The Samantapāsādikā was also translated into Chinese in 489 CE by the monk Sanghabhadra. It remains part of the curriculum in the Thai monastic education system at the level of Pali Studies, Grade 6 (Parian Tham 6).

== Origins ==
Buddhaghosa composed the Samantapāsādikā at Anurādhapura, Sri Lanka, between 927 and 973 BE (384–430 CE), at the request of the elder Buddhasiha, during the reign of King Siripala. In the introduction, Buddhaghosa explains that this was the first commentary he composed on the Tipiṭaka, beginning with the Vinaya rather than the Sutta, since the Vinaya is the foundation of the Buddhist dispensation.
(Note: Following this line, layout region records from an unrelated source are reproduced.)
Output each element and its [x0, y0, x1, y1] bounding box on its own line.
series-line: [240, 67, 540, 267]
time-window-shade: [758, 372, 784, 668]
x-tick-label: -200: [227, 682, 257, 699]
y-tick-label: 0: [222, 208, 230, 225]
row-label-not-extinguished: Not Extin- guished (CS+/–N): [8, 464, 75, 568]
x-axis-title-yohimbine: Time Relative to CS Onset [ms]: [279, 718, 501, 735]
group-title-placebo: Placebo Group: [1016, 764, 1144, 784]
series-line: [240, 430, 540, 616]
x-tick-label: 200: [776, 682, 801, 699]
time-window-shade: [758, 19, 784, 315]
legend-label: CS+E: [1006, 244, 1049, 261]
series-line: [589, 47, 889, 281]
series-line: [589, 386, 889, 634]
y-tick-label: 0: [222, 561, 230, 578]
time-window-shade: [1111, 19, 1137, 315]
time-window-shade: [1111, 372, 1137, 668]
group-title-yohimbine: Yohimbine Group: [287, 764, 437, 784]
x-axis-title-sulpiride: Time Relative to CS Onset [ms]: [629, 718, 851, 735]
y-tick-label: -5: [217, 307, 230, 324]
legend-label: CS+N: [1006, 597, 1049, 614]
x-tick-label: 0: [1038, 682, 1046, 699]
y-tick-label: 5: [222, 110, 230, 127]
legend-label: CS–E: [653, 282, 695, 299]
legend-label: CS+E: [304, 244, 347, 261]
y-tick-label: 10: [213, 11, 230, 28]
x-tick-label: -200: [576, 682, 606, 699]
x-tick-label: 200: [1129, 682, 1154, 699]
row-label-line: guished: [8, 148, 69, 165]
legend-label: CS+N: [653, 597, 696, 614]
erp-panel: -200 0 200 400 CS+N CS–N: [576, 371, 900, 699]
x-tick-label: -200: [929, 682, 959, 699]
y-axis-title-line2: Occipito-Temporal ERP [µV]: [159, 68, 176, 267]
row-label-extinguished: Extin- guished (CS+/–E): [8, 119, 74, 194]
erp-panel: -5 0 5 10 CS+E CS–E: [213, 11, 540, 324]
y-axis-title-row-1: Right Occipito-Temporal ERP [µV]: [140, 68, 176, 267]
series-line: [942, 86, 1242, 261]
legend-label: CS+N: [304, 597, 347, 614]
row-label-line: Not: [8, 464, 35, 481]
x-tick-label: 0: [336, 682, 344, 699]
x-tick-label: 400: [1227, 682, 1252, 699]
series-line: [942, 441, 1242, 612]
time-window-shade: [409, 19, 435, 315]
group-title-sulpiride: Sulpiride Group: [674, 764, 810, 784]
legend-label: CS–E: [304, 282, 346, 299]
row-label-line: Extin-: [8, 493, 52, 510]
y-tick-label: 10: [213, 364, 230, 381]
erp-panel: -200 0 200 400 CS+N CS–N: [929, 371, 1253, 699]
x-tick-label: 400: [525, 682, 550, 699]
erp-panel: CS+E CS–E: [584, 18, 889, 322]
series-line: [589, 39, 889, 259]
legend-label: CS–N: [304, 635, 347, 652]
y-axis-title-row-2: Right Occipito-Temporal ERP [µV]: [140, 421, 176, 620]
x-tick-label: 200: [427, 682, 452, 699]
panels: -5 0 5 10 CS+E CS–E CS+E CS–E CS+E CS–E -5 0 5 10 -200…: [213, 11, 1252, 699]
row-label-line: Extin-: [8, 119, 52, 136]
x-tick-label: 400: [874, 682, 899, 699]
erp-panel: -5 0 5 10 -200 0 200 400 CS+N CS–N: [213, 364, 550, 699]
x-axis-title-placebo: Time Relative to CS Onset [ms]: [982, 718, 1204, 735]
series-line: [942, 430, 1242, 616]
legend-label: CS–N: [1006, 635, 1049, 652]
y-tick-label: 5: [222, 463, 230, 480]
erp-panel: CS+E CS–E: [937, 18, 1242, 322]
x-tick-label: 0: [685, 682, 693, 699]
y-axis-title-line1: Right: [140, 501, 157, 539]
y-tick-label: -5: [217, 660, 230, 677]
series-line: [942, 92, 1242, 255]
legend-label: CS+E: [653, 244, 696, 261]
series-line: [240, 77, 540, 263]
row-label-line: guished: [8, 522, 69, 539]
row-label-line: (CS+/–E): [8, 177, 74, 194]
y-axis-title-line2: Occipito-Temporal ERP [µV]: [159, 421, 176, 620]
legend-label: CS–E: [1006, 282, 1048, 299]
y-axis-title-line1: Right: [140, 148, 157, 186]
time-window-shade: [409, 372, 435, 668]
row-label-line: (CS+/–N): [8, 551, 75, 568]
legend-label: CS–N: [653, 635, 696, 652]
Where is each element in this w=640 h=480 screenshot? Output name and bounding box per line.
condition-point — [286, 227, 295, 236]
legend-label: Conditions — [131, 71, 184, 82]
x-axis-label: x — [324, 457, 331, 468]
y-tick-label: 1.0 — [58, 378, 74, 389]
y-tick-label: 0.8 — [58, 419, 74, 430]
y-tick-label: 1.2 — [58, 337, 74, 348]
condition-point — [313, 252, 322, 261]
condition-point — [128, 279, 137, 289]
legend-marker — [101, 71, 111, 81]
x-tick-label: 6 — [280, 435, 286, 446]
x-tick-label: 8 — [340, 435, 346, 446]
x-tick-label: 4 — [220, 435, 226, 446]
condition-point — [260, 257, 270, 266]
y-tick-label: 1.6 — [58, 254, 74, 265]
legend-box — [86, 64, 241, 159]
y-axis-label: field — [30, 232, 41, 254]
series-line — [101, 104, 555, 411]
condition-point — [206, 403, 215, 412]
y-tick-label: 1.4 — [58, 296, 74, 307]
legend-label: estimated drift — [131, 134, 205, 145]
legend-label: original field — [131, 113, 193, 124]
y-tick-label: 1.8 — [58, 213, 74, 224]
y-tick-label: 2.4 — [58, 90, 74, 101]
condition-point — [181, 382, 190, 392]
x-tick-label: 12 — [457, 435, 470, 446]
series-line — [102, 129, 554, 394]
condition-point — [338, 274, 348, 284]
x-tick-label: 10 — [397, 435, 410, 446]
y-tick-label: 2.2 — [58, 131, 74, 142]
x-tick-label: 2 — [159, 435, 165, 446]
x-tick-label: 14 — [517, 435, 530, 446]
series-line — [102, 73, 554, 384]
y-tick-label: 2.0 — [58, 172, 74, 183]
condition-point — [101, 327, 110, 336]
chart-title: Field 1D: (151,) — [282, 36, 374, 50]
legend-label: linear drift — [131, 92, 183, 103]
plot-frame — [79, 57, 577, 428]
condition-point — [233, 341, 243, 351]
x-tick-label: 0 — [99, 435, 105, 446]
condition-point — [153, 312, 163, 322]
This perspective reflects the text’s own narrative of the First Buddhist Council, where Mahākassapa and the assembled monks began their recitation with the Vinaya, declaring it “the life of the Buddha’s dispensation.”

== Contents ==
The Samantapāsādikā is divided into three parts:

- Part 1: Commentary on the Veranja-khandhaka to the Pārājika-khandhaka of the Mahāvibhaṅga (monastic rules for monks).
- Part 2: Commentary on the Terasaka-khandhaka to the Aniyata-khandhaka of the Mahāvibhaṅga, the Nissaggiya-khandhaka to the Adhikaraṇasamatha-khandhaka of the second Mahāvibhaṅga, and the Bhikkhunī-vibhaṅga (rules for nuns).
- Part 3: Commentary on the Mahāvagga, Cullavagga, and Parivāra, including accounts of the Saṅgha’s origins, regulations, activities, Q&A sections, and councils.

In brief, the text covers both:

- Doctrinal Vinaya content: origins of the first four councils, qualities of the Buddha, mindfulness, concentration, analytical knowledge, consciousness, faculties, and monastic rules for monks and nuns.
- Historical records: including accounts of King Aśoka, King Ajātaśatru, King Udayabhadda, King Anuruddha, and King Muṇḍa, along with descriptions of famines, ancient cities (e.g., Kusinārā, Campā, Sāvatthī), and references to Suvaṇṇabhūmi.

== Significance ==
Beyond its doctrinal commentary, the Samantapāsādikā is an important historical source for Indian Buddhism. It records the Buddhist councils, including the Third Council under King Aśoka, and describes missionary activity sent to various regions. It also documents the classification of the Buddhist texts into the three Piṭakas: the Vinaya Pitaka, Sutta Pitaka, and Abhidhamma Pitaka.